The numbers for the Taste of the Wild puppy formulas are '_As Fed_'.


----------



## Lucy Dog

wuneyewilly said:


> You are absolutely correct, thank you!
> 
> I added the ones that stated in red. Many dont specify, like TOTW in their FAQ section, same with Solid Gold's or others websites...so I guess to be safe, you assume minimum numbers?


I wouldn't assume anything if the company doesn't want to give their maximum numbers. Those percentages fall within a range of the minumum and maximum amounts. If all you know is minimum, that's really not doing you any good.

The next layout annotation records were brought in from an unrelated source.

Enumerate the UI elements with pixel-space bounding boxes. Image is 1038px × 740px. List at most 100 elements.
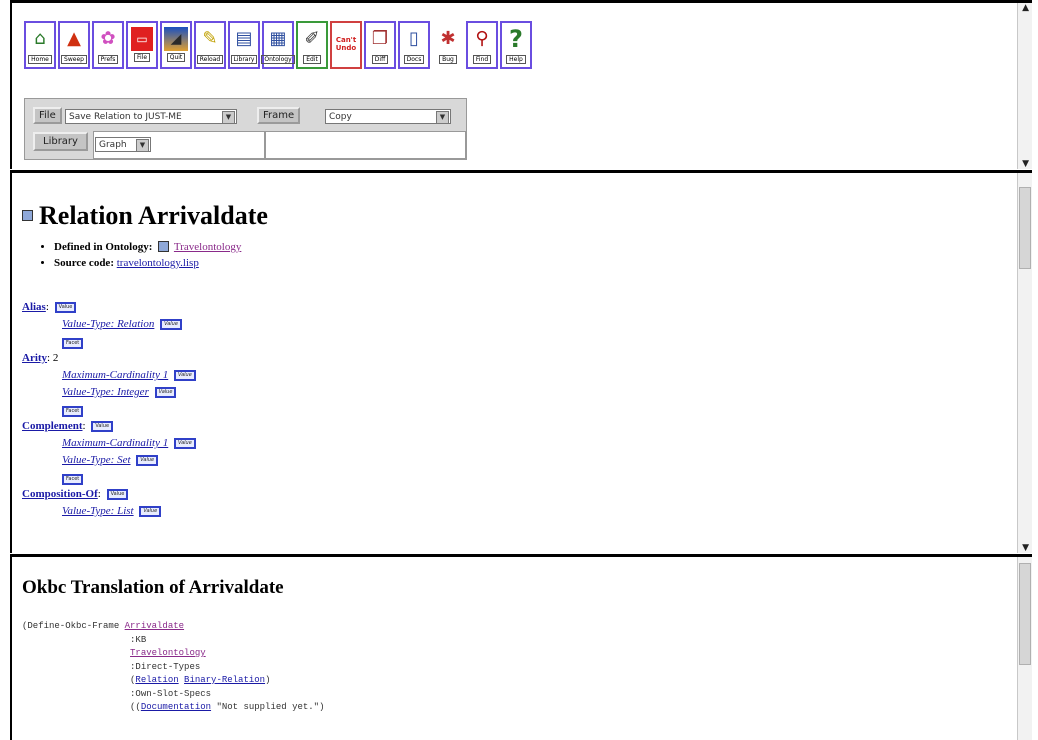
scroll-up-icon[interactable]: ▲ xyxy=(1022,3,1029,13)
slot-alias: Alias: Value xyxy=(22,299,196,316)
add-value-button[interactable]: Value xyxy=(139,505,162,517)
bug-icon: ✱ xyxy=(440,28,456,49)
home-button[interactable]: ⌂ Home xyxy=(24,21,56,69)
add-facet-button[interactable]: Facet xyxy=(62,474,84,485)
toolbar-frame: ⌂ Home ▲ Sweep ✿ Prefs ▭ File ◢ Quit ✎ R… xyxy=(10,0,1032,169)
source-code-item: Source code: travelontology.lisp xyxy=(54,257,241,269)
cant-undo-button[interactable]: Can't Undo xyxy=(330,21,362,69)
add-value-button[interactable]: Value xyxy=(106,488,129,500)
ontology-icon: ▦ xyxy=(269,28,287,49)
chevron-down-icon: ▼ xyxy=(136,139,149,152)
add-value-button[interactable]: Value xyxy=(173,369,196,381)
facet-line: Maximum-Cardinality 1 Value xyxy=(22,367,196,384)
facet-link[interactable]: Maximum-Cardinality 1 xyxy=(62,369,168,381)
scroll-thumb[interactable] xyxy=(1019,563,1031,665)
scroll-down-icon[interactable]: ▼ xyxy=(1022,543,1029,553)
sweep-button[interactable]: ▲ Sweep xyxy=(58,21,90,69)
find-button[interactable]: ⚲ Find xyxy=(466,21,498,69)
ontology-icon[interactable] xyxy=(158,240,170,252)
prefs-icon: ✿ xyxy=(100,28,116,49)
facet-line: Value-Type: Set Value xyxy=(22,452,196,469)
facet-link[interactable]: Value-Type: Integer xyxy=(62,386,149,398)
command-panel: File Save Relation to JUST-ME ▼ Frame Co… xyxy=(24,98,467,160)
okbc-frame: Okbc Translation of Arrivaldate (Define-… xyxy=(10,554,1032,740)
slot-link-composition-of[interactable]: Composition-Of xyxy=(22,488,98,500)
slot-list: Alias: Value Value-Type: Relation Value … xyxy=(22,299,196,520)
scroll-thumb[interactable] xyxy=(1019,187,1031,269)
add-value-button[interactable]: Value xyxy=(160,318,182,330)
quit-button[interactable]: ◢ Quit xyxy=(160,21,192,69)
okbc-code: (Define-Okbc-Frame Arrivaldate :KB Trave… xyxy=(22,621,325,712)
kb-link[interactable]: Travelontology xyxy=(130,648,206,658)
relation-scrollbar[interactable]: ▼ xyxy=(1017,173,1032,553)
reload-icon: ✎ xyxy=(202,28,218,49)
file-command-button[interactable]: File xyxy=(33,107,62,124)
relation-frame: Relation Arrivaldate Defined in Ontology… xyxy=(10,170,1032,553)
file-action-select[interactable]: Save Relation to JUST-ME ▼ xyxy=(65,109,237,124)
toolbar-scrollbar[interactable]: ▲ ▼ xyxy=(1017,3,1032,169)
add-value-button[interactable]: Value xyxy=(173,437,196,449)
frame-command-button[interactable]: Frame xyxy=(257,107,301,124)
slot-composition-of: Composition-Of: Value xyxy=(22,486,196,503)
defined-in-item: Defined in Ontology: Travelontology xyxy=(54,240,241,253)
type-link[interactable]: Binary-Relation xyxy=(184,675,265,685)
slot-link-arity[interactable]: Arity xyxy=(22,352,47,364)
slot-complement: Complement: Value xyxy=(22,418,196,435)
slot-link-complement[interactable]: Complement xyxy=(22,420,83,432)
home-icon: ⌂ xyxy=(34,28,46,49)
facet-link[interactable]: Value-Type: List xyxy=(62,505,134,517)
facet-line: Maximum-Cardinality 1 Value xyxy=(22,435,196,452)
slot-link-alias[interactable]: Alias xyxy=(22,301,46,313)
floppy-icon: ▭ xyxy=(131,27,153,51)
chevron-down-icon: ▼ xyxy=(436,111,449,124)
reload-button[interactable]: ✎ Reload xyxy=(194,21,226,69)
undo-icon: Can't Undo xyxy=(335,36,357,52)
magnifier-icon: ⚲ xyxy=(475,28,489,49)
add-value-button[interactable]: Value xyxy=(136,454,159,466)
diff-button[interactable]: ❐ Diff xyxy=(364,21,396,69)
icon-toolbar: ⌂ Home ▲ Sweep ✿ Prefs ▭ File ◢ Quit ✎ R… xyxy=(24,21,532,69)
library-action-select[interactable]: Graph ▼ xyxy=(95,137,151,152)
docs-button[interactable]: ▯ Docs xyxy=(398,21,430,69)
facet-link[interactable]: Value-Type: Set xyxy=(62,454,131,466)
library-button[interactable]: ▤ Library xyxy=(228,21,260,69)
add-value-button[interactable]: Value xyxy=(54,301,77,313)
add-value-button[interactable]: Value xyxy=(154,386,177,398)
scroll-down-icon[interactable]: ▼ xyxy=(1022,159,1029,169)
library-command-button[interactable]: Library xyxy=(33,132,88,151)
diff-icon: ❐ xyxy=(371,28,389,49)
page-title: Relation Arrivaldate xyxy=(22,201,268,231)
bug-button[interactable]: ✱ Bug xyxy=(432,21,464,69)
facet-line: Value-Type: Integer Value xyxy=(22,384,196,401)
add-facet-button[interactable]: Facet xyxy=(62,406,84,417)
facet-link[interactable]: Maximum-Cardinality 1 xyxy=(62,437,168,449)
library-icon: ▤ xyxy=(235,28,253,49)
okbc-scrollbar[interactable] xyxy=(1017,557,1032,740)
file-button[interactable]: ▭ File xyxy=(126,21,158,69)
type-link[interactable]: Relation xyxy=(135,675,178,685)
edit-icon: ✐ xyxy=(304,28,320,49)
slot-arity: Arity: 2 xyxy=(22,352,59,364)
facet-link[interactable]: Value-Type: Relation xyxy=(62,318,154,330)
frame-action-select[interactable]: Copy ▼ xyxy=(325,109,451,124)
ontology-button[interactable]: ▦ Ontology xyxy=(261,21,295,69)
ontology-link[interactable]: Travelontology xyxy=(174,241,241,253)
add-facet-button[interactable]: Facet xyxy=(62,338,84,349)
facet-line: Value-Type: Relation Value xyxy=(22,316,196,333)
quit-icon: ◢ xyxy=(164,27,188,51)
add-value-button[interactable]: Value xyxy=(91,420,114,432)
empty-cell xyxy=(265,131,466,159)
frame-link[interactable]: Arrivaldate xyxy=(125,621,184,631)
edit-button[interactable]: ✐ Edit xyxy=(296,21,328,69)
source-code-link[interactable]: travelontology.lisp xyxy=(117,257,199,269)
chevron-down-icon: ▼ xyxy=(222,111,235,124)
prefs-button[interactable]: ✿ Prefs xyxy=(92,21,124,69)
sweep-icon: ▲ xyxy=(67,28,81,49)
relation-icon[interactable] xyxy=(22,209,33,221)
okbc-title: Okbc Translation of Arrivaldate xyxy=(22,577,284,598)
facet-line: Value-Type: List Value xyxy=(22,503,196,520)
slot-link[interactable]: Documentation xyxy=(141,702,211,712)
book-icon: ▯ xyxy=(409,28,419,49)
question-mark-icon: ? xyxy=(509,25,523,53)
help-button[interactable]: ? Help xyxy=(500,21,532,69)
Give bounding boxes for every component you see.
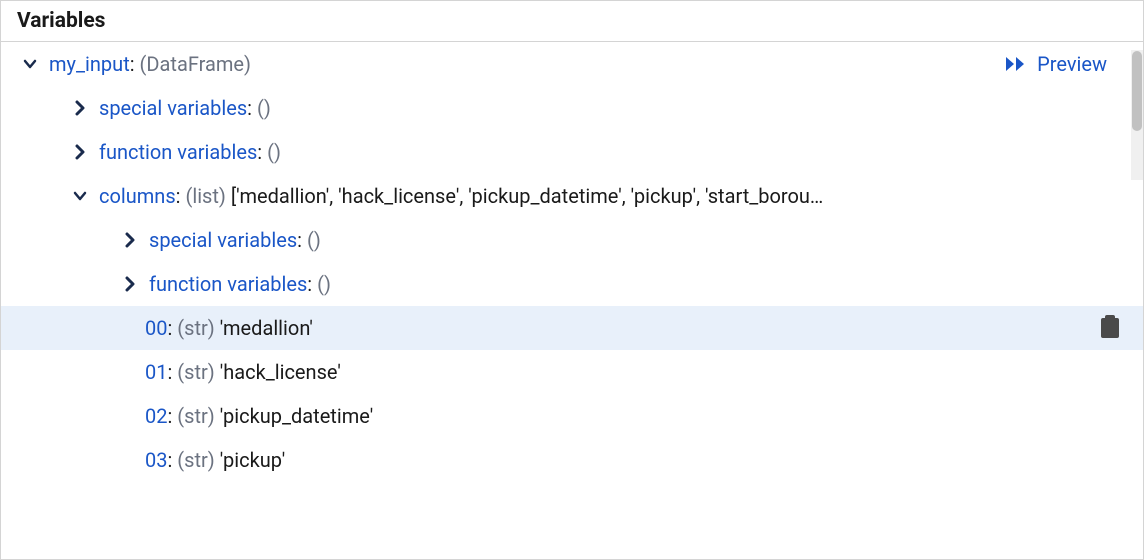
var-value: () (257, 96, 271, 120)
tree-row-item[interactable]: 02: (str) 'pickup_datetime' (1, 394, 1143, 438)
chevron-right-icon[interactable] (121, 275, 139, 293)
var-preview: ['medallion', 'hack_license', 'pickup_da… (231, 184, 823, 208)
var-value: 'pickup' (220, 448, 285, 472)
tree-row-columns-special[interactable]: special variables: () (1, 218, 1143, 262)
var-value: 'hack_license' (220, 360, 341, 384)
var-type: (str) (177, 316, 214, 340)
var-name: my_input (49, 52, 130, 76)
var-type: (str) (177, 360, 214, 384)
scrollbar[interactable] (1131, 50, 1143, 180)
tree-row-special[interactable]: special variables: () (1, 86, 1143, 130)
tree-row-item[interactable]: 00: (str) 'medallion' (1, 306, 1143, 350)
chevron-down-icon[interactable] (21, 55, 39, 73)
var-value: () (317, 272, 331, 296)
tree-row-root[interactable]: my_input: (DataFrame) Preview (1, 42, 1143, 86)
var-value: () (307, 228, 321, 252)
chevron-right-icon[interactable] (71, 99, 89, 117)
var-value: 'pickup_datetime' (220, 404, 374, 428)
var-name: columns (99, 184, 176, 208)
clipboard-icon[interactable] (1101, 318, 1119, 338)
var-index: 01 (145, 360, 167, 384)
panel-title: Variables (1, 1, 1143, 42)
scrollbar-thumb[interactable] (1132, 51, 1142, 131)
var-value: 'medallion' (220, 316, 313, 340)
tree-content: my_input: (DataFrame) Preview special va… (1, 42, 1143, 559)
chevron-right-icon[interactable] (71, 143, 89, 161)
tree-row-function[interactable]: function variables: () (1, 130, 1143, 174)
var-index: 03 (145, 448, 167, 472)
var-name: function variables (149, 272, 307, 296)
tree-row-columns-function[interactable]: function variables: () (1, 262, 1143, 306)
var-type: (DataFrame) (140, 52, 251, 76)
var-type: (str) (177, 448, 214, 472)
preview-link[interactable]: Preview (1005, 45, 1143, 83)
var-index: 00 (145, 316, 167, 340)
var-index: 02 (145, 404, 167, 428)
var-type: (list) (185, 184, 225, 208)
tree-row-item[interactable]: 01: (str) 'hack_license' (1, 350, 1143, 394)
variables-panel: Variables my_input: (DataFrame) Preview (0, 0, 1144, 560)
tree-row-columns[interactable]: columns: (list) ['medallion', 'hack_lice… (1, 174, 1143, 218)
var-name: function variables (99, 140, 257, 164)
preview-label: Preview (1037, 45, 1107, 83)
chevron-right-icon[interactable] (121, 231, 139, 249)
tree-row-item[interactable]: 03: (str) 'pickup' (1, 438, 1143, 482)
fast-forward-icon (1005, 55, 1027, 73)
var-type: (str) (177, 404, 214, 428)
var-name: special variables (149, 228, 297, 252)
var-name: special variables (99, 96, 247, 120)
var-value: () (267, 140, 281, 164)
chevron-down-icon[interactable] (71, 187, 89, 205)
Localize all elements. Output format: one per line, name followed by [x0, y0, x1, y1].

As mentioned, TOTW gives amounts as fed and those are fine to go by. The only TOTW formulas you want to give a puppy are their puppy formulas until around 18 months, so no need to mix in the Innova LBP if you don't want to.


----------



## JeepHound

I'm feeding Acana Wild Prairie. Just dumped out the 29.5lb bag into our closed container but IIRC, the max calcium listed was 1.5 (may have been 1.6 - the max calcium varies between the two depending on the flavor)


----------



## JeepHound

JeepHound said:


> I'm feeding Acana Wild Prairie. Just dumped out the 29.5lb bag into our closed container but IIRC, the max calcium listed was 1.5 (may have been 1.6 - the max calcium varies between the two depending on the flavor)


Was able to doublecheck.

Acana Wild Prairie min/max calcium is 1.3/1.5


----------



## JeanKBBMMMAAN

Also be sure to look at calories. If you have to feed more...check the sticky on feeding puppies in this section for some links.


----------